One of the causes of the Civil war was the south’s desire to become their own country so that they could do as they pleased, and not have to follow the laws that the government was passing. One of the challenges they faced “with the defeat of the Confederacy and the passage of the Thirteenth Amendment” was figuring out the status of  the defeated states and how they planned to reunite them back into the country. During this time is when President Abraham Lincoln decided that if any southern state with at least 10% of its voters making a pledge to be loyal to the United States only then, they could be readmitted to the Union. His goal was to reunite the union as soon as possible. This proved to be successful for the most part, there were still a few territories that did not agree with President Lincoln and wanted to do what they thought best. When the assassination of President Lincoln occurred his successor Andrew Johnson took place as president and presented with a similar plan to reuniting the States.

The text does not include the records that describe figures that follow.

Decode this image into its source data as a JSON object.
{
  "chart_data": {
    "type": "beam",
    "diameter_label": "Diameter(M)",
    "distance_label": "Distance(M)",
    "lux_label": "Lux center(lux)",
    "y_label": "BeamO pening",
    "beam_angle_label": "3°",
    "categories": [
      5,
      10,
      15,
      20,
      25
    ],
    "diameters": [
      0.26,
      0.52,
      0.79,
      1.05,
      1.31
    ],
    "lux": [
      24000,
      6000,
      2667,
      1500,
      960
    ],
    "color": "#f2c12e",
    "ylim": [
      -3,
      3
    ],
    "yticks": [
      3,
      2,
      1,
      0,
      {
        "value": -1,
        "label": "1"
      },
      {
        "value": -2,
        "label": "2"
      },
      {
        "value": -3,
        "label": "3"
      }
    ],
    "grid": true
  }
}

Johnson’s Restoration Plan was a plan that would bring the states back together and start to transform the south society back to a functioning part of the country once again. His plan was to implement a Unionist as provisional governor in each southern state, it also “required that each state convention ratify the Thirteenth Amendment ending slavery before the state could be readmitted to the Union.” The states of the former confederacy eventually all met Johnson’s requirements to reunite with the Union. One of the conflicts that Johnson faced during the time he was trying to bring the south back was the anger of the Radicals who were furious with the fact that he was trying to bring them back into the Union.

With this started a war between the president and congress when President Johnson vetoed a bill that renewed funding for the Freedmen’s Bureau. With time this lead to many disagreements and an outbreak of former Confederate soldiers who ended up murdering and injuring hundreds of African Americans just to prove that they should never cross the white Americans ever again. Radicals felt that President Andrew Johnson was the cause to all these terrible events. However that was not the only challenge they faced, another part of the reason they went to war in the first placed was because of slavery. Now that the African Americans have been emancipated the caucasian southerners were not happy with this. Which led to the question of the political status of these former slaves in the country. It was because of this that the Freedmen’s Bureau was founded. Congressional Reconstruction stepped in by forcing former confederate states to ratify the Fourteenth and Fifteenth Amendment  and by passing the Military Reconstruction Act.

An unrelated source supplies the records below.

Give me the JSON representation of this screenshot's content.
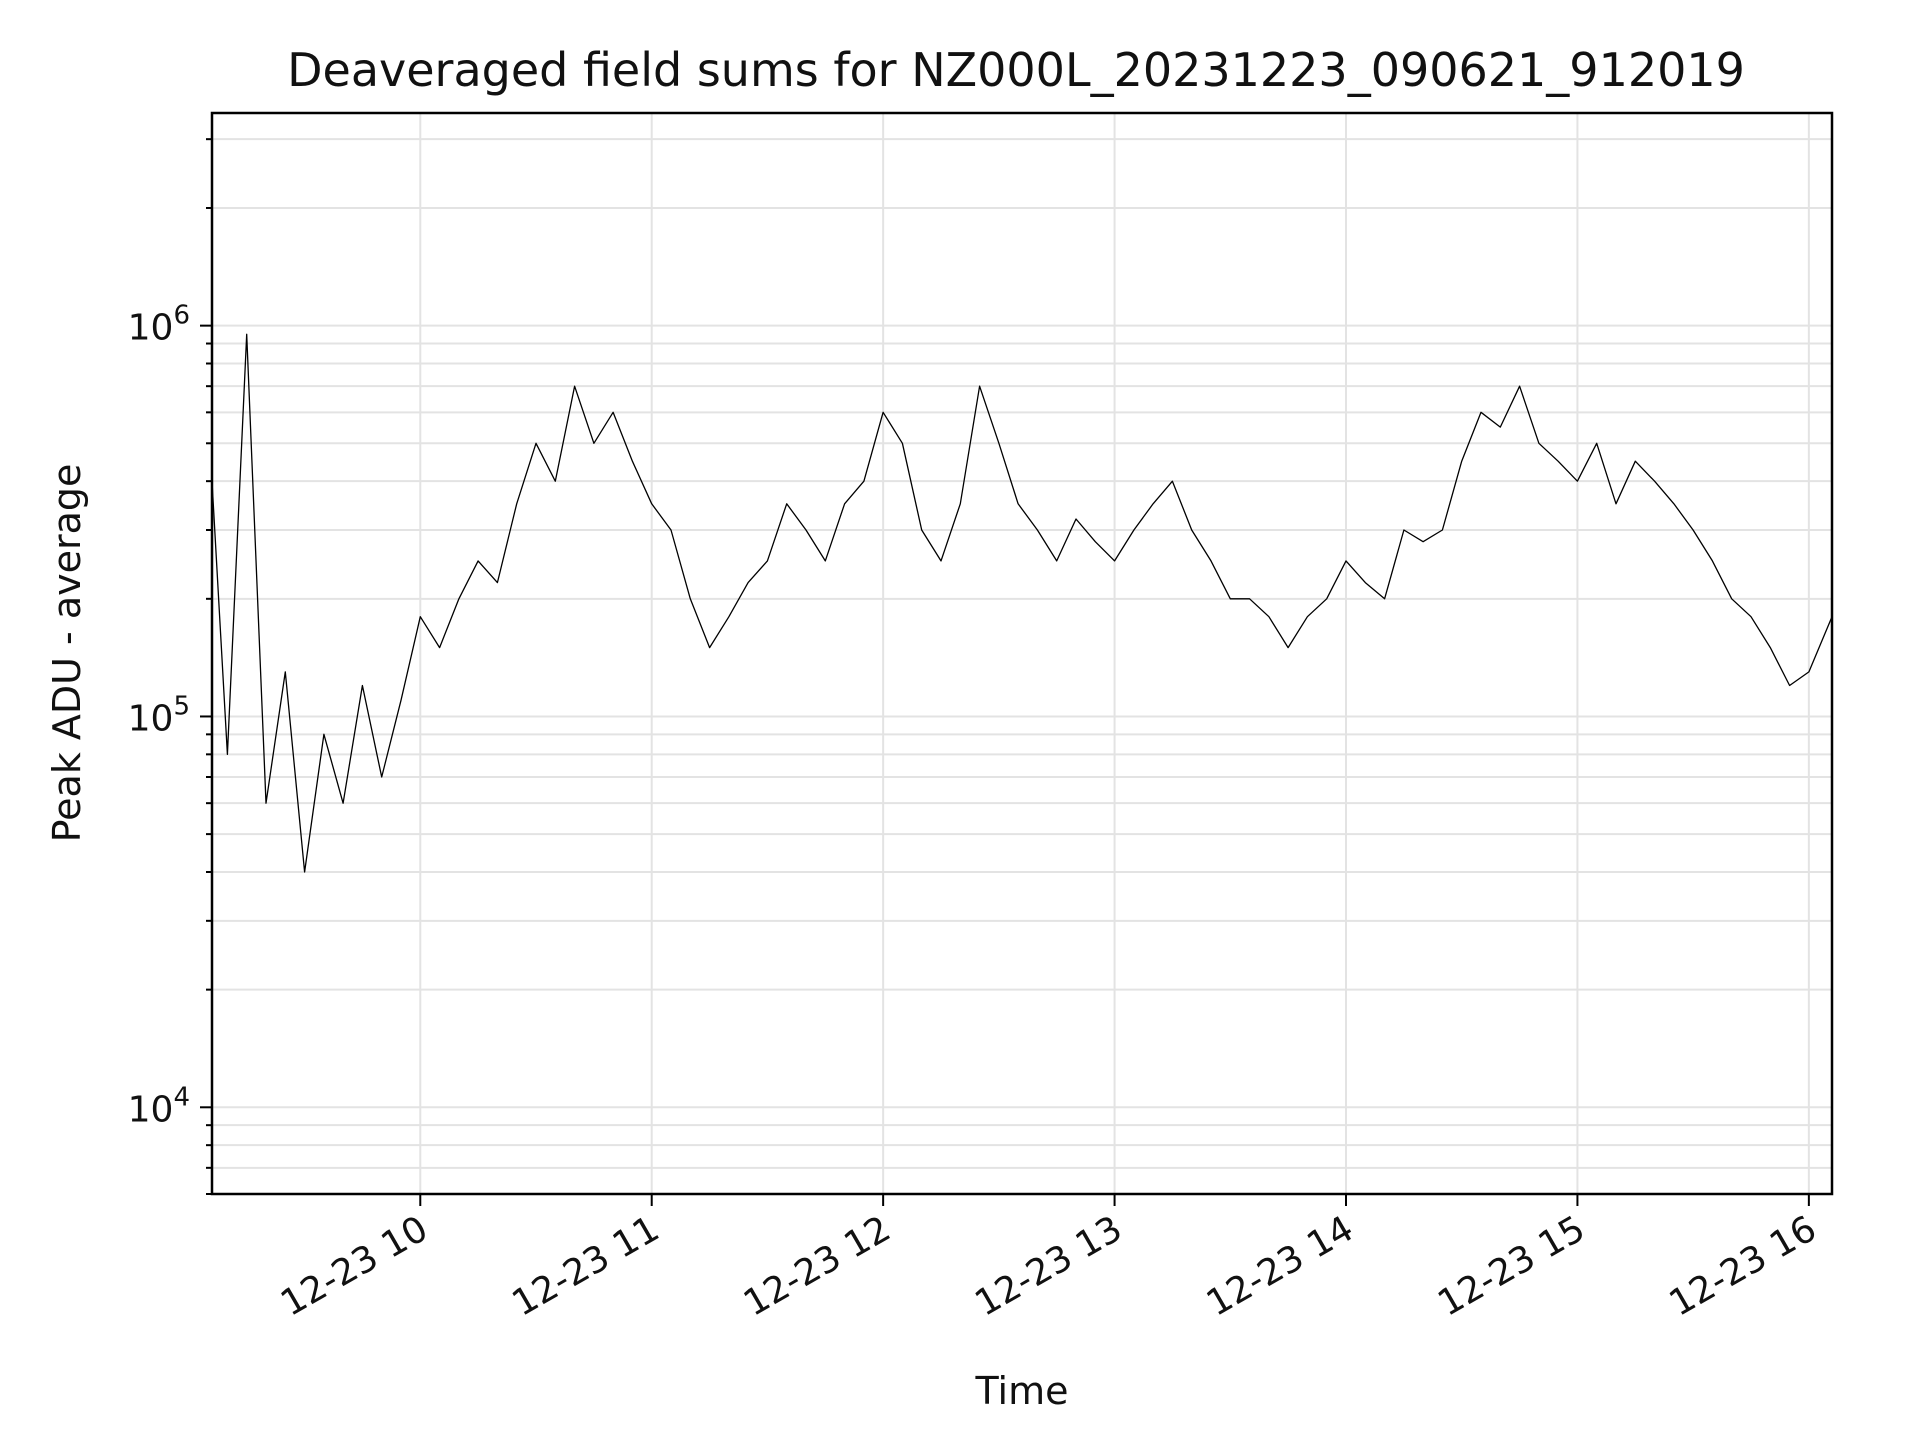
{
  "chart_data": {
    "type": "line",
    "title": "Deaveraged field sums for NZ000L_20231223_090621_912019",
    "xlabel": "Time",
    "ylabel": "Peak ADU - average",
    "yscale": "log",
    "ylim": [
      6000,
      3500000
    ],
    "xlim": [
      "2023-12-23T09:06:00",
      "2023-12-23T16:06:00"
    ],
    "grid": true,
    "legend": "none",
    "x_ticks": [
      {
        "t": "2023-12-23T10:00:00",
        "label": "12-23 10"
      },
      {
        "t": "2023-12-23T11:00:00",
        "label": "12-23 11"
      },
      {
        "t": "2023-12-23T12:00:00",
        "label": "12-23 12"
      },
      {
        "t": "2023-12-23T13:00:00",
        "label": "12-23 13"
      },
      {
        "t": "2023-12-23T14:00:00",
        "label": "12-23 14"
      },
      {
        "t": "2023-12-23T15:00:00",
        "label": "12-23 15"
      },
      {
        "t": "2023-12-23T16:00:00",
        "label": "12-23 16"
      }
    ],
    "y_ticks": [
      {
        "value": 10000,
        "base": "10",
        "exp": "4"
      },
      {
        "value": 100000,
        "base": "10",
        "exp": "5"
      },
      {
        "value": 1000000,
        "base": "10",
        "exp": "6"
      }
    ],
    "line_color": "#000000",
    "series": [
      {
        "x": [
          "2023-12-23T09:06:00",
          "2023-12-23T09:10:00",
          "2023-12-23T09:15:00",
          "2023-12-23T09:20:00",
          "2023-12-23T09:25:00",
          "2023-12-23T09:30:00",
          "2023-12-23T09:35:00",
          "2023-12-23T09:40:00",
          "2023-12-23T09:45:00",
          "2023-12-23T09:50:00",
          "2023-12-23T09:55:00",
          "2023-12-23T10:00:00",
          "2023-12-23T10:05:00",
          "2023-12-23T10:10:00",
          "2023-12-23T10:15:00",
          "2023-12-23T10:20:00",
          "2023-12-23T10:25:00",
          "2023-12-23T10:30:00",
          "2023-12-23T10:35:00",
          "2023-12-23T10:40:00",
          "2023-12-23T10:45:00",
          "2023-12-23T10:50:00",
          "2023-12-23T10:55:00",
          "2023-12-23T11:00:00",
          "2023-12-23T11:05:00",
          "2023-12-23T11:10:00",
          "2023-12-23T11:15:00",
          "2023-12-23T11:20:00",
          "2023-12-23T11:25:00",
          "2023-12-23T11:30:00",
          "2023-12-23T11:35:00",
          "2023-12-23T11:40:00",
          "2023-12-23T11:45:00",
          "2023-12-23T11:50:00",
          "2023-12-23T11:55:00",
          "2023-12-23T12:00:00",
          "2023-12-23T12:05:00",
          "2023-12-23T12:10:00",
          "2023-12-23T12:15:00",
          "2023-12-23T12:20:00",
          "2023-12-23T12:25:00",
          "2023-12-23T12:30:00",
          "2023-12-23T12:35:00",
          "2023-12-23T12:40:00",
          "2023-12-23T12:45:00",
          "2023-12-23T12:50:00",
          "2023-12-23T12:55:00",
          "2023-12-23T13:00:00",
          "2023-12-23T13:05:00",
          "2023-12-23T13:10:00",
          "2023-12-23T13:15:00",
          "2023-12-23T13:20:00",
          "2023-12-23T13:25:00",
          "2023-12-23T13:30:00",
          "2023-12-23T13:35:00",
          "2023-12-23T13:40:00",
          "2023-12-23T13:45:00",
          "2023-12-23T13:50:00",
          "2023-12-23T13:55:00",
          "2023-12-23T14:00:00",
          "2023-12-23T14:05:00",
          "2023-12-23T14:10:00",
          "2023-12-23T14:15:00",
          "2023-12-23T14:20:00",
          "2023-12-23T14:25:00",
          "2023-12-23T14:30:00",
          "2023-12-23T14:35:00",
          "2023-12-23T14:40:00",
          "2023-12-23T14:45:00",
          "2023-12-23T14:50:00",
          "2023-12-23T14:55:00",
          "2023-12-23T15:00:00",
          "2023-12-23T15:05:00",
          "2023-12-23T15:10:00",
          "2023-12-23T15:15:00",
          "2023-12-23T15:20:00",
          "2023-12-23T15:25:00",
          "2023-12-23T15:30:00",
          "2023-12-23T15:35:00",
          "2023-12-23T15:40:00",
          "2023-12-23T15:45:00",
          "2023-12-23T15:50:00",
          "2023-12-23T15:55:00",
          "2023-12-23T16:00:00",
          "2023-12-23T16:06:00"
        ],
        "y": [
          400000,
          80000,
          950000,
          60000,
          130000,
          40000,
          90000,
          60000,
          120000,
          70000,
          110000,
          180000,
          150000,
          200000,
          250000,
          220000,
          350000,
          500000,
          400000,
          700000,
          500000,
          600000,
          450000,
          350000,
          300000,
          200000,
          150000,
          180000,
          220000,
          250000,
          350000,
          300000,
          250000,
          350000,
          400000,
          600000,
          500000,
          300000,
          250000,
          350000,
          700000,
          500000,
          350000,
          300000,
          250000,
          320000,
          280000,
          250000,
          300000,
          350000,
          400000,
          300000,
          250000,
          200000,
          200000,
          180000,
          150000,
          180000,
          200000,
          250000,
          220000,
          200000,
          300000,
          280000,
          300000,
          450000,
          600000,
          550000,
          700000,
          500000,
          450000,
          400000,
          500000,
          350000,
          450000,
          400000,
          350000,
          300000,
          250000,
          200000,
          180000,
          150000,
          120000,
          130000,
          180000
        ]
      }
    ]
  }
}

Throughout the process of reuniting the south with the states there were many different conflicts and challenges faced by both the states and the south. The effects it had on the country were both positive and negative. Mostly positive because after reconstruction the country is united and slavery is no longer something we  have to deal with. Negative because even though slavery ended there are still those believe that African Americans should not be allowed to do certain things because of their skin color and because of the amount of people who had to die for some people to prove their point during this time period. Overall reconstruction was a successful yet painful event that changed the country forever, they united to south back with the country, they transformed the society in the south and they got acceptance of the newly freed slaves.